Adagio il film ne ricostruisce la linea divisoria ed essa eleva a crinale sottile della narrazione, nella consapevolezza che è proprio la prossimità con la morte che dà senso e sapore alla vita (Kubritch).
Una consapevolezza che, finanche, allontana le indecisioni in ordine al “mezzo” utilizzato onde mantenere l’equilibrio e preservare suspense e curiosità.
Il mezzo, per l’appunto, ovvero un fine, garbato umorismo. Giocoso ma non farsesco. Ripetuto, ma mai ripetitivo. Cede il passo, solo nel finale, ad un registro già conosciuto (drammatico e toccante al punto giusto).

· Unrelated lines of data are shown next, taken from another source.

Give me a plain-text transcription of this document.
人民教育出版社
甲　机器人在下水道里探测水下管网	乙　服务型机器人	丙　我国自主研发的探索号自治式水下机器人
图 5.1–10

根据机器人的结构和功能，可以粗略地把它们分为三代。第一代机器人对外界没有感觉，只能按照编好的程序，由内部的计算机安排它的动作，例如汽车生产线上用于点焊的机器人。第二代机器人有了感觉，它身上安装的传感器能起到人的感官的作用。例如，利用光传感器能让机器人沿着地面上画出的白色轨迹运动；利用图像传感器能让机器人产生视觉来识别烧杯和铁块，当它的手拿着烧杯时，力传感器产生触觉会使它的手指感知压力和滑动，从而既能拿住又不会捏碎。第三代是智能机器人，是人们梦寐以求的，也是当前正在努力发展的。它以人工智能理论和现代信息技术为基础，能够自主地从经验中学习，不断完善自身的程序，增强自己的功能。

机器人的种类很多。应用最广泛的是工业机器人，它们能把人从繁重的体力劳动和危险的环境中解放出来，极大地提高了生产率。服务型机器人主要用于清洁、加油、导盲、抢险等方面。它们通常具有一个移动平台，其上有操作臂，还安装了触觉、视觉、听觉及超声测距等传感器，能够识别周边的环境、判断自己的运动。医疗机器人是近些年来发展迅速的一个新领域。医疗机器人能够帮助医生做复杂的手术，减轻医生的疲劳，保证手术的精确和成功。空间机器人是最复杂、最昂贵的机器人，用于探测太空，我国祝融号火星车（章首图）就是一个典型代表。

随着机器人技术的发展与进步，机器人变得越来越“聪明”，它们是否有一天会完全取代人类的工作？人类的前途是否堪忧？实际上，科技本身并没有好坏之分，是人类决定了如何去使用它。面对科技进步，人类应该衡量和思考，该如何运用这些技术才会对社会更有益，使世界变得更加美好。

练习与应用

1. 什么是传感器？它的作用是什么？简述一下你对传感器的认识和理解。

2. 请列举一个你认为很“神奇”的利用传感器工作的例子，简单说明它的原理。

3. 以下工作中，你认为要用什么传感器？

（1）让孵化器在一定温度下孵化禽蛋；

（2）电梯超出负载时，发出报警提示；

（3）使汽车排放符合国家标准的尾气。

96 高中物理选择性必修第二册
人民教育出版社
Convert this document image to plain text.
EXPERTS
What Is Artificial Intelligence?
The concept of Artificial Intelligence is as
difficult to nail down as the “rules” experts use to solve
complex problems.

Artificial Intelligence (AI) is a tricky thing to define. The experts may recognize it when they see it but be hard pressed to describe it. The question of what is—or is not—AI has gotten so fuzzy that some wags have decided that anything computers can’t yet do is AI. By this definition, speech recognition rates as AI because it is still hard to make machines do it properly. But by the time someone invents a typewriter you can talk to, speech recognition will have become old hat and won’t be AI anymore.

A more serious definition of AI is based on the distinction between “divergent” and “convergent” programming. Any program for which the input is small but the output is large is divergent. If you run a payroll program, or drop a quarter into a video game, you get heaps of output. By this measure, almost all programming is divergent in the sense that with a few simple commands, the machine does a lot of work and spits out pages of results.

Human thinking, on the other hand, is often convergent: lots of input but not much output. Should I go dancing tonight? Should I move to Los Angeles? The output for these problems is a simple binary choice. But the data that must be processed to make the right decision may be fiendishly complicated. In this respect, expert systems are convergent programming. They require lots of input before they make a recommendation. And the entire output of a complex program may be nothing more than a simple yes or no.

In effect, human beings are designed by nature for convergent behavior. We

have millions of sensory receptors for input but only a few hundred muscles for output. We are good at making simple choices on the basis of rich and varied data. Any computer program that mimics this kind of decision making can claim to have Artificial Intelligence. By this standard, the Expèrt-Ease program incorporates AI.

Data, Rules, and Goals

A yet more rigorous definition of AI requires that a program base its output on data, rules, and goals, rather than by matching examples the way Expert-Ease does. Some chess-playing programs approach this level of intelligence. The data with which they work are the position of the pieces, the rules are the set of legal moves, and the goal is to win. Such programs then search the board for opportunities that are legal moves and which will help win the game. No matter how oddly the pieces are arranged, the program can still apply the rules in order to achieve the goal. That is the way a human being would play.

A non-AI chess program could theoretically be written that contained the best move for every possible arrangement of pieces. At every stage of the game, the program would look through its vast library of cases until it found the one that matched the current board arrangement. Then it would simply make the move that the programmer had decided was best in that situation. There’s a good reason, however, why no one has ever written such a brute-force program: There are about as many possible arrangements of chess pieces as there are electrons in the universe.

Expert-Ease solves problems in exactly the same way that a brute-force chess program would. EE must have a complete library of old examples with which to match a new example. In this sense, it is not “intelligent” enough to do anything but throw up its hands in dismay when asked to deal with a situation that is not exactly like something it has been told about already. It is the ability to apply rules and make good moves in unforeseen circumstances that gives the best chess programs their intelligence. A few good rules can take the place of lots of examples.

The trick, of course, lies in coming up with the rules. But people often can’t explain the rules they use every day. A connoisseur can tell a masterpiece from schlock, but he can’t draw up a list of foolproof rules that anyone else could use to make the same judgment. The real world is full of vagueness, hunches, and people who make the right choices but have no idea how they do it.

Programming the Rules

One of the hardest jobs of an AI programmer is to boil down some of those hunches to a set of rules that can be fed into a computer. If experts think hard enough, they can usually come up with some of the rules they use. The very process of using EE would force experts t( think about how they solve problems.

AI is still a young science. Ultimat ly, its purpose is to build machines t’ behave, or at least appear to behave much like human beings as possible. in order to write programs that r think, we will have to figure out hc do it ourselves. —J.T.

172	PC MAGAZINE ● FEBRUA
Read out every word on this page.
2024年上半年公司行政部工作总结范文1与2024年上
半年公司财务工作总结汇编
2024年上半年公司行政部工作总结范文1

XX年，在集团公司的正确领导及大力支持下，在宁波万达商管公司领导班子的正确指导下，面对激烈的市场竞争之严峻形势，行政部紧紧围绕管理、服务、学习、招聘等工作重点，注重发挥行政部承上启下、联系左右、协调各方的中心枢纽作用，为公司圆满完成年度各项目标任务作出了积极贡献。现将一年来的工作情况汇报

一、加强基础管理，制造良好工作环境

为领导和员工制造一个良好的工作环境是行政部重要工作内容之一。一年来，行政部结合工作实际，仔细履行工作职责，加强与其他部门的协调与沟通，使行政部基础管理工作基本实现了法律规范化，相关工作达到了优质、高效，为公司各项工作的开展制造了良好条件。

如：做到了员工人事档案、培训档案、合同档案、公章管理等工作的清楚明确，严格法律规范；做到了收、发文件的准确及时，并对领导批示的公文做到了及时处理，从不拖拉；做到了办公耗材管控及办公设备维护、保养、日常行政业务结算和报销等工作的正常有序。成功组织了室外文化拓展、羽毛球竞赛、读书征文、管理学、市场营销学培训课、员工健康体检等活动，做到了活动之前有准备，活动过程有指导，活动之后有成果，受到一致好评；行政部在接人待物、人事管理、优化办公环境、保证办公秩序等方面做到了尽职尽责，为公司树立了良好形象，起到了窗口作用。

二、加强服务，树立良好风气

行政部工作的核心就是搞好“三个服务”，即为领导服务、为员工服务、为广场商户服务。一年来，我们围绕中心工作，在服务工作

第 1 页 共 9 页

Una necessità un po’ commerciale - più che un vezzo stilistico - che il pubblico meno disincantato saprà apprezzare.
Un’irriverenza docile che consente al film di farsi beffa, non senza qualche scontata resistenza, dei tabù e delle “superstizioni” sociali che tali sono, a quanto pare, ad ogni latitudine.
Departures è, dunque, un film che ha più meriti che demeriti; ha il coraggio di trattare un tema spinosissimo e, per farlo, si serve di un’ironia affettuosa che suscita un’ilarità composta e liberatoria; che, nel suo piccolo, allevia le ferite dell’ultimo distacco. Un’ironia che racconta le debolezza di un’umanità variegata, divisa su tutto, ma accomunata da un unico destino.
A tal fine, d’altro canto, allunga un po’ troppo i tempi e si affida ad una “forma”, per un verso, non poco “piaciona” e, per altro verso, “vittima” di un’eleganza quasi stucchevole.
Un’eleganza estetica (a partire dalla fotografia “panoramica” di talune scene centrali del film e dalla splendida colonna sonora di J.Hisaishi), nondimeno, indiscutibilmente funzionale a veicolare le commistioni ambiziose di realtà e suggestioni di poesia che plasmano la mission del film.
Oscar al miglior film straniero forse meritato (benché i concorrenti La classe e Valzer con Bashir avessero altrettanti meriti).